Николенька посопел, потом уточнил:
– А ты сколько с активатором ходила?
– А я вовсе без активатора ходила.
– Ага! – обвиняюще закричал Николенька.
– Мне уезжать никуда не требовалось, я дома училась, и все решили, что активатор мне ни к чему, – продолжила Аннушка, не обращая внимания на попытки её перебить. – Так что я спокойно училась, а активацию Знака первый раз провела спустя год и восемь месяцев после того, как дар проснулся.
Николенька набрал в грудь воздуху, но разразиться ответной тирадой не успел. В дверь небрежно стукнули, и на пороге показался восторженно-бледный папенька в сопровождении высокого мужчины. Незнакомец был высок, худ, с рыжеватыми волосами той фактуры, которую вроде и вьющимися назвать язык не поворачивается, поскольку ни колец, ни волн они не формируют, хоть ты тресни, ни уж тем более гладкими их не назовёшь. Мятый рыжий пух – вот что красовалось на голове стоящего на пороге мужчины.
– Вот, ваша светлость, извольте видеть – дети мои! – старательно раздувал щёки папенька. – Гордость моя! Старшая и младшенький! Оба одарены! Слава Шестиликой!

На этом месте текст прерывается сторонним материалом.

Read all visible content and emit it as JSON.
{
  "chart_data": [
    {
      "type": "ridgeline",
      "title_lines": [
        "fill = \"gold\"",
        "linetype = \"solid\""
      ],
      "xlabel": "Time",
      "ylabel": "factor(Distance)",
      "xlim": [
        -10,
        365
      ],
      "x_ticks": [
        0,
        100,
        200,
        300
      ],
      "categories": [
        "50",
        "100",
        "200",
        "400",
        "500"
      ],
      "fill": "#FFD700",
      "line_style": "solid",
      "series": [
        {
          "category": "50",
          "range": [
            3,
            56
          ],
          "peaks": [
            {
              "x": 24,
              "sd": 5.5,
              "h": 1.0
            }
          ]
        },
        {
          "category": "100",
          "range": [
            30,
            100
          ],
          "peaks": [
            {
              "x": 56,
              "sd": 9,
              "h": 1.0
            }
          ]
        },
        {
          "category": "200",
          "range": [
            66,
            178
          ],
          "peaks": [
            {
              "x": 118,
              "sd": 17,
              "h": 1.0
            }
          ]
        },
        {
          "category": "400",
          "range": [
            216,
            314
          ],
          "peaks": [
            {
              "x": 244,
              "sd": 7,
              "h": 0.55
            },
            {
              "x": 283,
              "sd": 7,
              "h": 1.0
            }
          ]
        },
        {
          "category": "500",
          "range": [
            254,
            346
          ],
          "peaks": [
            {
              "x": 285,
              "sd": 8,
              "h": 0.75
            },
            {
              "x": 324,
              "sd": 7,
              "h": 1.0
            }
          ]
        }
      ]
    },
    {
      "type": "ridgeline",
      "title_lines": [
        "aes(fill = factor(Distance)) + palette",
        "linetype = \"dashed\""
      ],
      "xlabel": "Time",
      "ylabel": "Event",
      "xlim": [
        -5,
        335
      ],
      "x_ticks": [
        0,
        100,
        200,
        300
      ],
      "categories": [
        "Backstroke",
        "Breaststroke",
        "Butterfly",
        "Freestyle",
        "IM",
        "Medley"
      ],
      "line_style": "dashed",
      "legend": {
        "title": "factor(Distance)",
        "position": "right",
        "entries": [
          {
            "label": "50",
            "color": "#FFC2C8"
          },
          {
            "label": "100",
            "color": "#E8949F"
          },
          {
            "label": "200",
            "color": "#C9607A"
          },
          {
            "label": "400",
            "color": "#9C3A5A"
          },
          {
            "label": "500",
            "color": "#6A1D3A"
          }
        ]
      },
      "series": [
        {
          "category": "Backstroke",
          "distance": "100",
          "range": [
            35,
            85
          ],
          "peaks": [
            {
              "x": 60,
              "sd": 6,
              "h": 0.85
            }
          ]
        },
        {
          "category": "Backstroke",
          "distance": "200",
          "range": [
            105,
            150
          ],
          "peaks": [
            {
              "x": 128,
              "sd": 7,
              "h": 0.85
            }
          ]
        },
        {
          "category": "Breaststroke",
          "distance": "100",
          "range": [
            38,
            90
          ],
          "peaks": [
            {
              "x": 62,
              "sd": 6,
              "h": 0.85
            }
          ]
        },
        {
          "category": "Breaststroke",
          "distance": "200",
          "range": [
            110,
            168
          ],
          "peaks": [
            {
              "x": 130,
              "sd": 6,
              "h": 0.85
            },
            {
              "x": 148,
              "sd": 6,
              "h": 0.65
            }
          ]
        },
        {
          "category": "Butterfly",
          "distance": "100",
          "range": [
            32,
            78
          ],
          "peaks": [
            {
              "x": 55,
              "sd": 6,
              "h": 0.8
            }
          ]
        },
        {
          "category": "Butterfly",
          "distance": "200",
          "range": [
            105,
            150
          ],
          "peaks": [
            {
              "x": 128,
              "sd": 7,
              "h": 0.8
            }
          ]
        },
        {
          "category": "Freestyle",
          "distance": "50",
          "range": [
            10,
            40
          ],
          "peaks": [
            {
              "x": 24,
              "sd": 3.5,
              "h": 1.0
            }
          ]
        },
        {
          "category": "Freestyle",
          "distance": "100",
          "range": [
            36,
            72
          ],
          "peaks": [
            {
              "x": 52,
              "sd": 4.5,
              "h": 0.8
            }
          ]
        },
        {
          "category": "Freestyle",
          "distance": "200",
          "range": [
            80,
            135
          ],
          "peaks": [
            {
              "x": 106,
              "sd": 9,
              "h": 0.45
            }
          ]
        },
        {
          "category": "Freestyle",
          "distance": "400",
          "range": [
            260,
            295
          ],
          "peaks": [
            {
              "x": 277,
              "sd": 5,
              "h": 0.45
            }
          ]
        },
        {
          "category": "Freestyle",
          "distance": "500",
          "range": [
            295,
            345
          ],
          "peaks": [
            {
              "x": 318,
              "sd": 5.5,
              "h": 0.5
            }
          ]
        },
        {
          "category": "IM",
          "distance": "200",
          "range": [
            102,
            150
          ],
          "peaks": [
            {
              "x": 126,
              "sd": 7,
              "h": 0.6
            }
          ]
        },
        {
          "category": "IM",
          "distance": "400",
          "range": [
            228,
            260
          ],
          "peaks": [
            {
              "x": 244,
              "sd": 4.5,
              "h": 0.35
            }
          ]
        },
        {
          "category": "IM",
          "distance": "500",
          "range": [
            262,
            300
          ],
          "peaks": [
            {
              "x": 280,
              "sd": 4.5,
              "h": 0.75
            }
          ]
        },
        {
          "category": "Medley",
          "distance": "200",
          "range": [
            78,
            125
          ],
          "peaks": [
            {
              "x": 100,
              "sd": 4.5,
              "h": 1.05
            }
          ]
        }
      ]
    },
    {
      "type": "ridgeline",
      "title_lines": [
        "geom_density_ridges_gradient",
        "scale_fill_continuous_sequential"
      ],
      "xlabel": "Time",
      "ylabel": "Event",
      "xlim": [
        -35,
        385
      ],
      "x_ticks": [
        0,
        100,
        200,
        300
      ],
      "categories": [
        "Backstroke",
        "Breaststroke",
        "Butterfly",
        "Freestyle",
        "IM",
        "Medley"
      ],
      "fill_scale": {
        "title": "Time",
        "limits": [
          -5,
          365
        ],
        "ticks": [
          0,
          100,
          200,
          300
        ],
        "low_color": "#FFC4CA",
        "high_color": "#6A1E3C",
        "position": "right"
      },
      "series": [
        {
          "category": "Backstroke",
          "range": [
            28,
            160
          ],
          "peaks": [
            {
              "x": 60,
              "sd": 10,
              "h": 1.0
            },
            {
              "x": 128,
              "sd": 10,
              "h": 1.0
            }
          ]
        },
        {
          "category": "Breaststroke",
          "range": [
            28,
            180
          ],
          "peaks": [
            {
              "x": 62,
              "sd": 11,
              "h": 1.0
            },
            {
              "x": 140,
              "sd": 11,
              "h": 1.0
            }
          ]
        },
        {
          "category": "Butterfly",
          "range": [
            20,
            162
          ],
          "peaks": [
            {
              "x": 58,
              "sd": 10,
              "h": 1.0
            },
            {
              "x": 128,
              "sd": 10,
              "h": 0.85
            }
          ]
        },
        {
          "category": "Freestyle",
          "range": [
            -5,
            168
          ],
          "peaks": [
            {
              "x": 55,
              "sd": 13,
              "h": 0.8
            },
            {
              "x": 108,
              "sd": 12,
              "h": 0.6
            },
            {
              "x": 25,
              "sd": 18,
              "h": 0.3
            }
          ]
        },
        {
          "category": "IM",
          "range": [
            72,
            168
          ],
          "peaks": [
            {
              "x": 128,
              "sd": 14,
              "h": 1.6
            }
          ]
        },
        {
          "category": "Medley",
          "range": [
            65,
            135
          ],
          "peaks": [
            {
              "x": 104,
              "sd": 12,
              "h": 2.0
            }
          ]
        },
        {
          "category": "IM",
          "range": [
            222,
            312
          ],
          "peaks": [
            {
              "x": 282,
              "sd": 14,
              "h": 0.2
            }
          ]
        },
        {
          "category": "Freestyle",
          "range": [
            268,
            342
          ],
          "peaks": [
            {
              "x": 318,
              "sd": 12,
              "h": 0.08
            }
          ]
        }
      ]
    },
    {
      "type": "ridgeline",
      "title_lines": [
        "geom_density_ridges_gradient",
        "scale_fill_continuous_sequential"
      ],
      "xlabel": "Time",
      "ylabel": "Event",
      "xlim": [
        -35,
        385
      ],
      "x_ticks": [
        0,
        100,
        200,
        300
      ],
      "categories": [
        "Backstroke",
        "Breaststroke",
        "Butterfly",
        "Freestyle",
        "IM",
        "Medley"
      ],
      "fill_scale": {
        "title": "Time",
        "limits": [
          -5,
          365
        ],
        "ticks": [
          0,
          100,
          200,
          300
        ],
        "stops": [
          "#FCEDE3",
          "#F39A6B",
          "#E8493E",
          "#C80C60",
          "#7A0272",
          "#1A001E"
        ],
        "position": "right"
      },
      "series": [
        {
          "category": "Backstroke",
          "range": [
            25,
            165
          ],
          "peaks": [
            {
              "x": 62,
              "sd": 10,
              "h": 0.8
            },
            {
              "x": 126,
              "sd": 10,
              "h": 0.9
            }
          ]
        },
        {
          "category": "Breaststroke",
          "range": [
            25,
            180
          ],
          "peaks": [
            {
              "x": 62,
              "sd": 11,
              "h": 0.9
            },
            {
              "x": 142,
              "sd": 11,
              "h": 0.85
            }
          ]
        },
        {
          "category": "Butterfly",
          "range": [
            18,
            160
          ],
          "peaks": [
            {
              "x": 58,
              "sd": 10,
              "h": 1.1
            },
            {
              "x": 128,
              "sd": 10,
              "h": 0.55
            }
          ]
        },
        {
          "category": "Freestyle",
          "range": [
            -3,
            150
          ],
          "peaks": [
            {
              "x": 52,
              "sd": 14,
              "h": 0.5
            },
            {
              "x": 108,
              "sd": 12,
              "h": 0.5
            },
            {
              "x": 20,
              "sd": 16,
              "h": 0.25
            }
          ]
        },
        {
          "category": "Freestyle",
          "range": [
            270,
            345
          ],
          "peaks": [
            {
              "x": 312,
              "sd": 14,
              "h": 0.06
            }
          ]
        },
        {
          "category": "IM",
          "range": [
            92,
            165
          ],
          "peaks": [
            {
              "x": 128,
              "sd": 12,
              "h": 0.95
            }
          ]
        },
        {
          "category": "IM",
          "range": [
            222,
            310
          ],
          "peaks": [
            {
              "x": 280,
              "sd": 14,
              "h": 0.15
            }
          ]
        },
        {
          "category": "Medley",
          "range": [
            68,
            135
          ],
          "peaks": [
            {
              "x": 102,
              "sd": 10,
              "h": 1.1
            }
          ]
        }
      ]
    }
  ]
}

– Действительно, боги вас любят! – тонко улыбнулся гость. – Двое одарённых в семье – это даже не редкость, это что-то почти невозможное или давно забытое.
– Анна и Николай, – назвал детей Иван Петрович, затем повернулся, широко повёл рукой, добавил в голос звучности и торжественности и представил гостя: – советник при особе Его Императорского Величества, руководитель Специального комитета при особе Его Императорского Величества, князь Ромадановский!
Князь хмыкнул и сказал:
– Будет вам, Иван Петрович, детей пугать, не на дворцовом приёме чай. Леонтия Афанасьевича вполне довольно было бы.
Аннушка во все глаза смотрела на вошедшего. Любовалась переливами силы, от него исходящей. Николенька и то притих. А как иначе? На пороге классной комнаты в небольшой провинциальной усадьбе стоял не просто князь, не просто большой чиновник, а человек-легенда, имеющий огромное влияние на императора. Поговаривали, что Павел ни одного указа без его ведома не подписывает. Шептались, что он не второй по значимости человек в империи, а первый, поскольку он не единожды переубеждал Его Императорское Величество, да так, что после разговора с князем тот начинал придерживаться прямо противоположной точки зрения, чем до того. А вот Павлу I в отношении Леонтия Афанасьевича такого достичь ни разу не удалось. Так что Аннушка очень хорошо бледного папеньку понимала. Принимать у себя самого влиятельного человека в империи, самого сильного видящего – то ещё потрясение.
– Ну-с, приятно познакомиться, – продолжал меж тем князь, обращаясь уже к молодёжи.
Анна и Николай нестройно проблеяли в ответ, что им тоже приятно и радостно.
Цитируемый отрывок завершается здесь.